As a workaround I tried adding a simple copy task to the .bat file which is executed with commandline but for some reason it only copies some of the files. In one task there are a few hundred files to copy and it varies a few % how big portion it copies before it stops copying (with no errors). This is my copy command: $"cmd /c xcopy /E /F /Y %AZ_BATCH_TASK_WORKING_DIR%\\..\\..\\{previousTaskId}\\wd %AZ_BATCH_TASK_WORKING_DIR%". Everything works correctly if performed directly from the VM.

Tested hypothesis:

  • Copying overwrites the .bat file which executes the actual processing. This in turn breaks the copying. I've now ruled out this problem (each task has a differently named .bat file)
  • Copying is done for some reason in parallel. I added timestamp echos to the bats and there is no parallelism so this can't be the reason. Also tried adding sleep 10 before the xcopy but didn't make any difference.
  • xcopy wouldn't see all the files for some reason. Added a dir command to see what files there are and it sees only the same files which xcopy copies.
  • user access issues. Doesn't make sense as some files are copied succesfully and there are no errors.

Any ideas? This sounds like a trivial scenario but I just couldn't figure out how to do this.


Solution

  • It turned out that the problem was in the previous Task: it launched a process which started generating the files in the background and returned control immediately. Therefore the Batch engine thought the Task had finished and continued to the next Task which was first copying the files generated by the previous Task.

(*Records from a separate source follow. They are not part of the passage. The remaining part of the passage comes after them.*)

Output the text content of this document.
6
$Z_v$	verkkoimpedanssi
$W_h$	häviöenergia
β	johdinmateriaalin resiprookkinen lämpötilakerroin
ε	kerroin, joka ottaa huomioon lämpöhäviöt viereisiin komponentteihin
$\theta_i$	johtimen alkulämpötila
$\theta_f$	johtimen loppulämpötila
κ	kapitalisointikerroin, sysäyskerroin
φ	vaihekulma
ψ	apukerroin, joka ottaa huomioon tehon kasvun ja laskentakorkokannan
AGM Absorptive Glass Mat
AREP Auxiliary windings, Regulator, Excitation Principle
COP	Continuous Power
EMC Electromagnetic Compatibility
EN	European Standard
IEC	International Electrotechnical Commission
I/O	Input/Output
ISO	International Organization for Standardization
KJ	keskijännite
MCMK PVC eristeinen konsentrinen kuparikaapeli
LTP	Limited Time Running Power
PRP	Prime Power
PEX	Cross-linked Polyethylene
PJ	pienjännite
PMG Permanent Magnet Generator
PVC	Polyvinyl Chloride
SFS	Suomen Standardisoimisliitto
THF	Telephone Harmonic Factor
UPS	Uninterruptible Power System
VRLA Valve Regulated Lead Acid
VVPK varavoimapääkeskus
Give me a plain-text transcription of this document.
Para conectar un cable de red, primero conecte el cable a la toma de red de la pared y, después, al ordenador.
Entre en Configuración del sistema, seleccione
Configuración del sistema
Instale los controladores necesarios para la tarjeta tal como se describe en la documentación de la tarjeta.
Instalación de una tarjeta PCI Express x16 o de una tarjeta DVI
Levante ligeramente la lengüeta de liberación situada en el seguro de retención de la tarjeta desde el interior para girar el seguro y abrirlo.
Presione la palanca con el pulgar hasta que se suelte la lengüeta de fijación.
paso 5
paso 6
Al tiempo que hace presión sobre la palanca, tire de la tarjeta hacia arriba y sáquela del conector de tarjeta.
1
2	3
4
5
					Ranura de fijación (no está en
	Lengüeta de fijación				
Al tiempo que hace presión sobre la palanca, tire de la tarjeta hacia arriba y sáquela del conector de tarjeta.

    My hypothesis about parallelism was therefore partially true although it wasn't visible with echoing timestamps (first Task said it finished before second Task said it started). The experiment with sleep would've revealed the problem but I either used too short sleep delay or somehow read the results wrong.

    Because I can't control how the first Task launches the process I now added some Windows Batch script to poll tasklist about when the process ends and it solved the problem.